Create a new corpus from files

To create a new corpus from uploaded files, log in to Sketch Engine (or click Home) and click Create corpus from the left menu. Complete the following details:

  • Corpus name: this will be displayed in the interface. A simple, unique, alphanumeric corpus ID that can be used in CQL queries will be created automatically.
  • Language: Sketch Engine will process the uploaded data using settings for the selected language. Select Other UTF-8 for a language not found in the list.
    see also Unsupported language

for advanced users

Configuration template (for advanced users): Instead of the default template for the selected language, you may select a custom configuration template. Be advised that only vertical files are supported when using custom templates. Also, note that this option is not shown by default. To enable it, you must first create a user template in Configuration templates as described in The Corpus Configuration File: Overview page and Corpus Configuration File: All Features.

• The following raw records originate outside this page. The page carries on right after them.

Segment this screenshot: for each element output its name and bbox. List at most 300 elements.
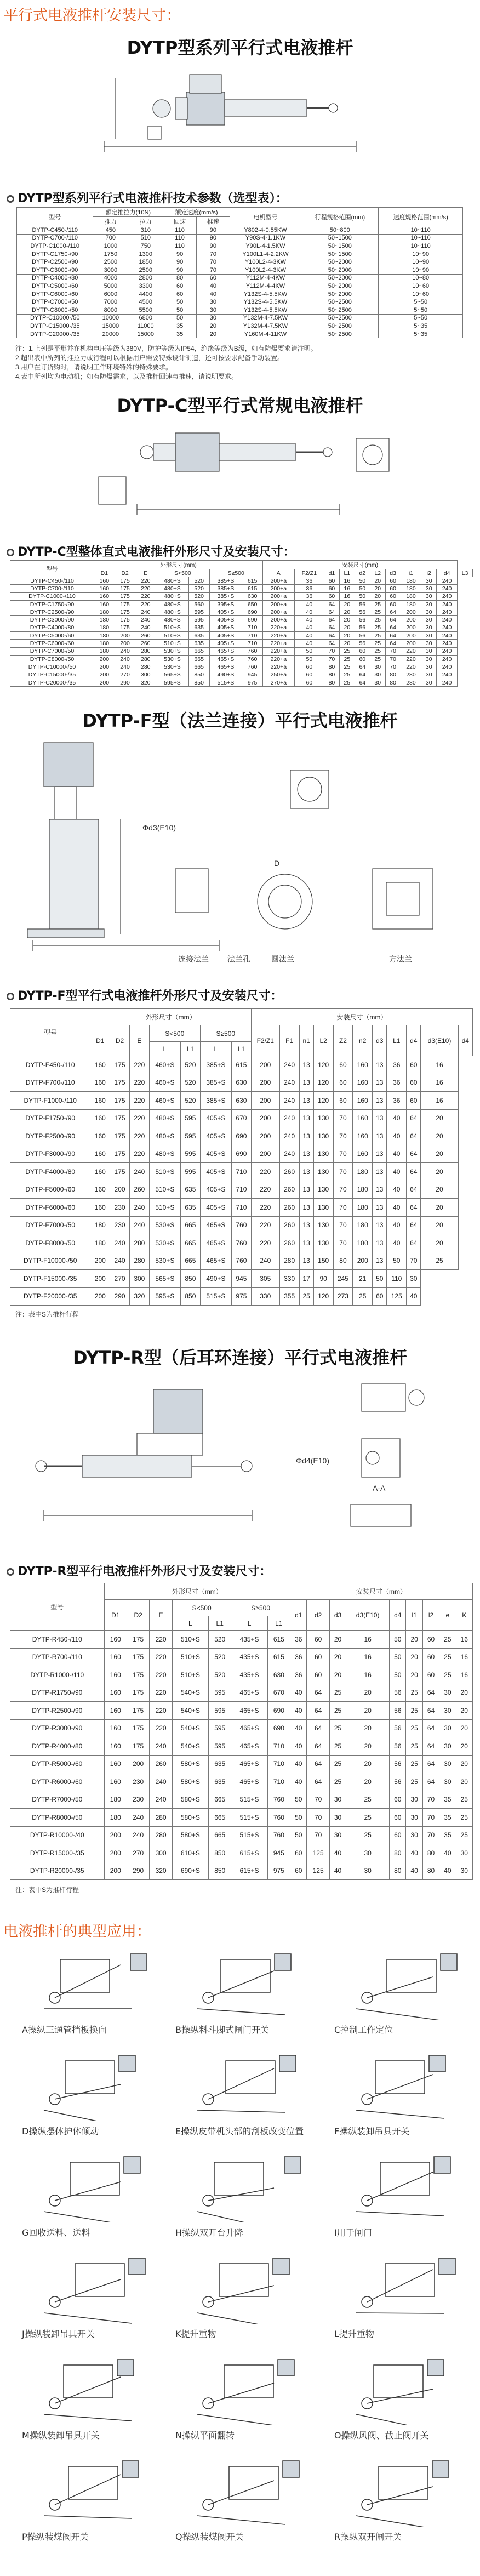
table-cell: 64 <box>407 1216 421 1234</box>
table-cell: 595 <box>188 608 209 616</box>
table-row <box>10 1826 473 1844</box>
application-illustration <box>334 1943 466 2020</box>
table-cell: 320 <box>150 1862 172 1880</box>
table-cell: 580+S <box>172 1809 208 1827</box>
table-cell: 40 <box>294 600 324 608</box>
table-cell: 60 <box>407 1092 421 1110</box>
table-cell: 520 <box>188 592 209 600</box>
table-cell: 710 <box>232 1199 252 1217</box>
table-cell: 30 <box>370 671 385 679</box>
table-cell: 220+a <box>262 632 294 640</box>
table-cell: 175 <box>115 608 135 616</box>
table-cell: 64 <box>407 1199 421 1217</box>
table-cell: 20 <box>339 600 355 608</box>
table-row <box>10 585 473 592</box>
application-illustration <box>22 2044 153 2121</box>
table-cell: 70 <box>196 258 230 266</box>
table-cell: 外形尺寸（mm） <box>104 1583 290 1600</box>
table-cell: 220 <box>401 647 421 655</box>
table-cell: 615 <box>242 585 263 592</box>
s3-label-d3: Φd3(E10) <box>142 823 176 832</box>
table-cell: L <box>172 1616 208 1631</box>
table-cell: 465+S <box>209 655 242 663</box>
table-cell: 40 <box>290 1773 307 1791</box>
table-cell: 25 <box>456 1809 472 1827</box>
s3-label-flange: 连接法兰 <box>178 955 209 964</box>
table-cell: 4500 <box>128 298 163 306</box>
table-cell: 13 <box>373 1163 387 1181</box>
table-cell: 60 <box>333 1092 353 1110</box>
table-row <box>10 1648 473 1666</box>
table-cell: 70 <box>333 1109 353 1127</box>
table-cell: 20 <box>406 1631 422 1649</box>
table-cell: 16 <box>339 577 355 585</box>
table-cell: 40 <box>439 1844 456 1862</box>
page-header-title: 平行式电液推杆安装尺寸： <box>3 7 181 24</box>
table-cell: 200 <box>401 640 421 647</box>
table-cell: 160 <box>94 600 115 608</box>
table-cell: 670 <box>267 1684 290 1702</box>
table-row <box>17 314 463 322</box>
table-cell: 710 <box>267 1737 290 1756</box>
table-cell: 510+S <box>172 1648 208 1666</box>
application-item <box>175 1943 307 2042</box>
table-cell: DYTP-R10000-/40 <box>10 1826 105 1844</box>
s1-table-title <box>7 189 288 206</box>
table-cell: 70 <box>333 1181 353 1199</box>
table-cell: 405+S <box>200 1163 231 1181</box>
table-cell: 安装尺寸(mm) <box>262 561 457 569</box>
table-cell: 690+S <box>172 1862 208 1880</box>
table-cell: 20 <box>421 1181 458 1199</box>
application-caption: G回收送料、送料 <box>22 2227 90 2238</box>
table-cell: 615+S <box>231 1844 267 1862</box>
table-row <box>10 1181 473 1199</box>
table-cell: 200+a <box>262 585 294 592</box>
table-cell: 273 <box>333 1287 353 1306</box>
table-cell: DYTP-C700-/110 <box>10 585 94 592</box>
table-cell: 180 <box>353 1199 373 1217</box>
table-cell: 200 <box>127 1755 149 1773</box>
table-cell: 175 <box>115 585 135 592</box>
table-cell: 80 <box>390 1844 406 1862</box>
table-cell: 180 <box>90 1234 110 1252</box>
table-cell: 260 <box>279 1181 299 1199</box>
table-cell: 25 <box>329 1702 346 1720</box>
table-cell: 50~1500 <box>301 250 379 258</box>
note-line: 注：1.上列是平形并在机构电压等级为380V，防护等级为IP54，绝缘等级为B级，如有防爆要求请注明。 <box>15 345 317 352</box>
table-cell: 2500 <box>128 266 163 274</box>
table-cell: 56 <box>355 624 370 631</box>
table-cell: 510+S <box>156 632 189 640</box>
table-cell: 70 <box>422 1791 439 1809</box>
table-cell: 240 <box>437 632 458 640</box>
table-cell: 220 <box>150 1702 172 1720</box>
table-cell: 13 <box>299 1252 313 1270</box>
table-cell: 240 <box>437 616 458 624</box>
table-cell: 975 <box>267 1862 290 1880</box>
application-caption: L提升重物 <box>334 2329 374 2339</box>
table-cell: DYTP-R2500-/90 <box>10 1702 105 1720</box>
table-cell: 30 <box>370 663 385 671</box>
table-cell: 60 <box>407 1056 421 1074</box>
table-cell: 40 <box>387 1199 407 1217</box>
table-cell: 30 <box>421 600 437 608</box>
table-cell: 20 <box>456 1737 472 1756</box>
table-cell: 20 <box>339 632 355 640</box>
table-cell: 220 <box>129 1127 149 1145</box>
table-cell: 5~50 <box>379 314 463 322</box>
table-cell: 30 <box>196 314 230 322</box>
table-cell: DYTP-C4000-/80 <box>17 274 93 282</box>
table-cell: 70 <box>422 1809 439 1827</box>
table-cell: 5~50 <box>379 298 463 306</box>
table-cell: d4 <box>437 569 458 577</box>
table-cell: L1 <box>180 1042 200 1056</box>
table-cell: 50 <box>355 577 370 585</box>
table-row <box>10 624 473 631</box>
table-cell: 40 <box>387 1145 407 1163</box>
table-cell: 240 <box>437 647 458 655</box>
table-cell: 220 <box>401 655 421 663</box>
table-cell: 690 <box>232 1145 252 1163</box>
table-cell: 385+S <box>200 1056 231 1074</box>
table-cell: 10~60 <box>379 290 463 298</box>
table-cell: 50 <box>163 306 197 314</box>
table-cell: 40 <box>406 1862 422 1880</box>
table-cell: 180 <box>353 1216 373 1234</box>
table-cell: 90 <box>196 226 230 235</box>
table-cell: 690 <box>242 616 263 624</box>
table-row <box>17 208 463 217</box>
table-cell: DYTP-R450-/110 <box>10 1631 105 1649</box>
table-row <box>10 1631 473 1649</box>
table-row <box>10 1127 473 1145</box>
table-cell: 160 <box>104 1702 127 1720</box>
table-cell: 580+S <box>172 1755 208 1773</box>
table-cell: 595 <box>180 1109 200 1127</box>
table-cell: 60 <box>196 274 230 282</box>
table-cell: 25 <box>370 632 385 640</box>
table-cell: 120 <box>313 1056 333 1074</box>
table-cell: 280 <box>129 1234 149 1252</box>
table-cell: 4400 <box>128 290 163 298</box>
table-cell: 25 <box>370 647 385 655</box>
table-cell: 520 <box>209 1648 231 1666</box>
table-cell: 36 <box>294 577 324 585</box>
table-cell: 20 <box>456 1773 472 1791</box>
table-cell: 665 <box>180 1216 200 1234</box>
application-caption: N操纵平面翻转 <box>175 2430 235 2441</box>
section1-title: DYTP型系列平行式电液推杆 <box>127 37 353 58</box>
table-cell: 20 <box>329 1648 346 1666</box>
table-cell: 280 <box>135 647 156 655</box>
table-cell: DYTP-C3000-/90 <box>10 616 94 624</box>
table-cell: 465+S <box>200 1234 231 1252</box>
table-cell: 220+a <box>262 624 294 631</box>
table-cell: l2 <box>422 1600 439 1631</box>
table-cell: 60 <box>333 1074 353 1092</box>
table-cell: 64 <box>422 1737 439 1756</box>
application-item <box>22 2146 153 2244</box>
table-cell: 260 <box>279 1234 299 1252</box>
table-row <box>10 671 473 679</box>
table-row <box>17 330 463 338</box>
table-cell: 80 <box>422 1862 439 1880</box>
table-cell: 240 <box>129 1199 149 1217</box>
table-cell: i2 <box>421 569 437 577</box>
table-cell: Y90S-4-1.1KW <box>230 234 301 242</box>
table-cell: 280 <box>401 679 421 686</box>
s3-note: 注：表中S为推杆行程 <box>15 1310 79 1318</box>
table-cell: 64 <box>324 608 339 616</box>
table-cell: 5~35 <box>379 322 463 330</box>
table-row <box>10 1056 473 1074</box>
application-item <box>334 2349 466 2447</box>
table-cell: DYTP-R1750-/90 <box>10 1684 105 1702</box>
table-cell: 460+S <box>149 1074 180 1092</box>
table-cell: d4 <box>458 1025 472 1056</box>
table-cell: 120 <box>313 1074 333 1092</box>
table-cell: 270 <box>115 671 135 679</box>
application-illustration <box>22 2146 153 2222</box>
table-cell: 20 <box>456 1702 472 1720</box>
table-cell: 130 <box>313 1109 333 1127</box>
table-cell: 230 <box>110 1199 130 1217</box>
table-cell: 25 <box>339 679 355 686</box>
table-cell: 40 <box>387 1234 407 1252</box>
table-cell: 540+S <box>172 1737 208 1756</box>
table-cell: 200 <box>401 632 421 640</box>
note-line: 4.表中所列均为电动机；如有防爆需求，以及推杆回速与推速，请说明要求。 <box>15 373 238 380</box>
table-cell: 510+S <box>156 624 189 631</box>
table-cell: 40 <box>329 1862 346 1880</box>
table-cell: 595 <box>209 1719 231 1737</box>
table-cell: 460+S <box>149 1092 180 1110</box>
table-cell: 13 <box>299 1056 313 1074</box>
table-cell: d3 <box>329 1600 346 1631</box>
table-cell: 760 <box>242 663 263 671</box>
table-cell: 750 <box>128 242 163 250</box>
table-cell: 16 <box>339 592 355 600</box>
table-cell: 13 <box>373 1074 387 1092</box>
table-cell: 480+S <box>156 585 189 592</box>
table-cell: 25 <box>339 663 355 671</box>
table-cell: 60 <box>373 1287 387 1306</box>
table-cell: 635 <box>209 1773 231 1791</box>
table-cell: L1 <box>232 1042 252 1056</box>
table-cell: 480+S <box>149 1145 180 1163</box>
s3-table-title <box>7 987 283 1004</box>
table-cell: 64 <box>422 1755 439 1773</box>
s2-dimension-table <box>10 560 473 687</box>
table-cell: 510+S <box>149 1181 180 1199</box>
table-cell: 13 <box>373 1252 387 1270</box>
table-cell: 56 <box>355 600 370 608</box>
table-cell: 280 <box>279 1252 299 1270</box>
table-cell: 595 <box>209 1684 231 1702</box>
table-cell: 90 <box>313 1270 333 1288</box>
table-cell: 405+S <box>200 1109 231 1127</box>
table-cell: 6800 <box>128 314 163 322</box>
table-cell: 60 <box>422 1631 439 1649</box>
table-cell: 13 <box>299 1127 313 1145</box>
table-row <box>17 266 463 274</box>
note-line: 2.超出表中所列的推拉力或行程可以根据用户需要特殊设计制造，还可按要求配备手动装置。 <box>15 354 284 362</box>
table-cell: DYTP-R4000-/80 <box>10 1737 105 1756</box>
table-cell: 160 <box>94 592 115 600</box>
table-cell: 760 <box>242 647 263 655</box>
application-illustration <box>175 2349 307 2425</box>
table-cell: 30 <box>421 585 437 592</box>
table-cell: 30 <box>196 298 230 306</box>
table-cell: 220 <box>251 1163 279 1181</box>
table-cell: 13 <box>299 1145 313 1163</box>
table-cell: DYTP-C450-/110 <box>10 577 94 585</box>
table-cell: d3(E10) <box>346 1600 390 1631</box>
table-cell: 490+S <box>209 671 242 679</box>
table-cell: d3 <box>385 569 401 577</box>
table-cell: 405+S <box>200 1127 231 1145</box>
application-caption: C控制工作定位 <box>334 2025 393 2035</box>
table-cell: 25 <box>406 1702 422 1720</box>
table-cell: 1000 <box>93 242 128 250</box>
table-cell: 220+a <box>262 663 294 671</box>
table-cell: D2 <box>127 1600 149 1631</box>
table-cell: 300 <box>135 671 156 679</box>
table-cell: 64 <box>385 616 401 624</box>
table-cell: 160 <box>90 1199 110 1217</box>
table-cell: 60 <box>290 1844 307 1862</box>
table-cell: 64 <box>307 1737 329 1756</box>
table-cell: 405+S <box>209 616 242 624</box>
table-cell: 710 <box>232 1181 252 1199</box>
table-cell: 160 <box>90 1163 110 1181</box>
table-cell: 30 <box>439 1773 456 1791</box>
table-cell: 850 <box>180 1287 200 1306</box>
table-cell: 850 <box>209 1862 231 1880</box>
table-cell: 25 <box>370 655 385 663</box>
table-row <box>10 1092 473 1110</box>
table-cell: 30 <box>421 608 437 616</box>
table-cell: S<500 <box>172 1600 231 1616</box>
table-cell: DYTP-C20000-/35 <box>17 330 93 338</box>
table-cell: 110 <box>387 1270 407 1288</box>
table-cell: 70 <box>324 647 339 655</box>
application-illustration <box>22 2450 153 2527</box>
table-cell: 760 <box>232 1234 252 1252</box>
application-caption: K提升重物 <box>175 2329 216 2339</box>
table-cell: 60 <box>385 600 401 608</box>
table-cell: d1 <box>324 569 339 577</box>
table-cell: 13 <box>299 1109 313 1127</box>
table-cell: 25 <box>339 671 355 679</box>
table-cell: 175 <box>115 616 135 624</box>
table-cell: 20 <box>406 1666 422 1684</box>
table-cell: 760 <box>242 655 263 663</box>
table-cell: 595 <box>180 1127 200 1145</box>
table-cell: 40 <box>407 1287 421 1306</box>
table-cell: 480+S <box>156 592 189 600</box>
table-cell: 36 <box>387 1092 407 1110</box>
table-cell: 175 <box>110 1127 130 1145</box>
table-cell: 额定推拉力(10N) <box>93 208 163 217</box>
table-cell: 20 <box>346 1755 390 1773</box>
table-cell: DYTP-C7000-/50 <box>17 298 93 306</box>
table-cell: 530+S <box>156 655 189 663</box>
table-cell: 530+S <box>149 1234 180 1252</box>
table-cell: 175 <box>115 624 135 631</box>
table-cell: 405+S <box>200 1181 231 1199</box>
table-cell: 20 <box>421 1163 458 1181</box>
table-cell: D2 <box>115 569 135 577</box>
table-cell: F1 <box>279 1025 299 1056</box>
table-cell: DYTP-R700-/110 <box>10 1648 105 1666</box>
table-cell: 200 <box>401 624 421 631</box>
table-cell: S<500 <box>149 1025 200 1042</box>
table-cell: 50 <box>290 1826 307 1844</box>
table-cell: 60 <box>294 671 324 679</box>
table-cell: 20 <box>456 1755 472 1773</box>
table-cell: 5000 <box>93 282 128 290</box>
table-cell: Y802-4-0.55KW <box>230 226 301 235</box>
table-row <box>17 298 463 306</box>
table-cell: 80 <box>324 671 339 679</box>
table-cell: 405+S <box>209 608 242 616</box>
table-cell: 64 <box>307 1719 329 1737</box>
table-cell: 650 <box>242 600 263 608</box>
table-cell: 50~1500 <box>301 242 379 250</box>
table-cell: 175 <box>127 1719 149 1737</box>
table-cell: 200 <box>90 1270 110 1288</box>
table-cell: 30 <box>196 306 230 314</box>
table-cell: 175 <box>115 600 135 608</box>
table-cell: 465+S <box>200 1216 231 1234</box>
table-cell: 20 <box>196 322 230 330</box>
table-cell: 230 <box>110 1216 130 1234</box>
table-cell: 16 <box>456 1666 472 1684</box>
table-cell: 260 <box>279 1216 299 1234</box>
table-cell: 20 <box>329 1666 346 1684</box>
table-cell: 7000 <box>93 298 128 306</box>
table-cell: 10~90 <box>379 258 463 266</box>
table-cell: 50 <box>390 1631 406 1649</box>
table-cell: 180 <box>94 616 115 624</box>
table-cell: 20 <box>346 1684 390 1702</box>
table-cell: 595 <box>209 1737 231 1756</box>
table-cell: 13 <box>299 1234 313 1252</box>
table-cell: 17 <box>299 1270 313 1288</box>
table-cell: 30 <box>421 640 437 647</box>
table-cell: 25 <box>439 1648 456 1666</box>
application-illustration <box>334 2146 466 2222</box>
table-cell: 200 <box>251 1056 279 1074</box>
table-cell: 安装尺寸（mm） <box>251 1009 472 1025</box>
table-cell: 30 <box>407 1270 421 1288</box>
table-cell: 530+S <box>156 663 189 671</box>
table-cell: 20 <box>370 577 385 585</box>
table-cell: 200 <box>401 616 421 624</box>
table-cell: 13 <box>373 1181 387 1199</box>
table-cell: DYTP-C5000-/60 <box>10 632 94 640</box>
table-cell: L3 <box>457 569 472 577</box>
table-cell: 20 <box>456 1719 472 1737</box>
table-cell: 520 <box>209 1631 231 1649</box>
table-cell: 305 <box>251 1270 279 1288</box>
table-cell: 50~2500 <box>301 306 379 314</box>
table-cell: 240 <box>437 671 458 679</box>
table-cell: 30 <box>421 577 437 585</box>
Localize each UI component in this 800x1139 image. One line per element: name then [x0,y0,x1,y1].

  • Click Create to create an empty corpus and to go to the next step.

Add a File

(If you wish to add data using WebBootCat instead, click Cancel and then Add data from the web using WebBootCaT in the corpus screen.)

Click add a new file and chose from these options:

  • upload a file from your computer
  • download from a URL
  • upload from the Sketch Engine server
    FTP to the.sketchengine.co.uk at port 10021 to upload files, use the same username and password as for logging into the web interface – FTP tutorial
Uploading multiple files at once

You can also add multiple files in an archive using formats: .zip, .tar, .tar.gz, and .tar. bz2. Optionally, if the file names should be preserved, click 'Expand this archive instead of converting it to a single plaintext'. It is recommended, however, to put all metadata (including the file name) in XML structures inside the file and not use the 'expand' option.

(Re-)Compile

You need to (re-)compile the corpus after adding data to your corpus.

You will find your corpus by clicking Home and going to My corpora.

Supported formats

Supported file formats include .doc, .docx, .htm, .html, .pdf, .ps, .tmx, .txt, .vert, .xml. An XML file is also possible if you upload it as plain text but it should only contain text with structural mark-up (such as document or paragraph boundaries; document metadata, etc.). More complex XML will not be processed correctly. Here is a sample of XML text that would be processed correctly:

With regards to PDF files, please bear in mind that firstly PDF files are converted into plain text in order to create a corpus. This conversion is still the unsolved problem in computer science, especially, there may be problems with PDF files containing multiple columns, headings/footers or splitting words at the end of lines which may not be processed correctly.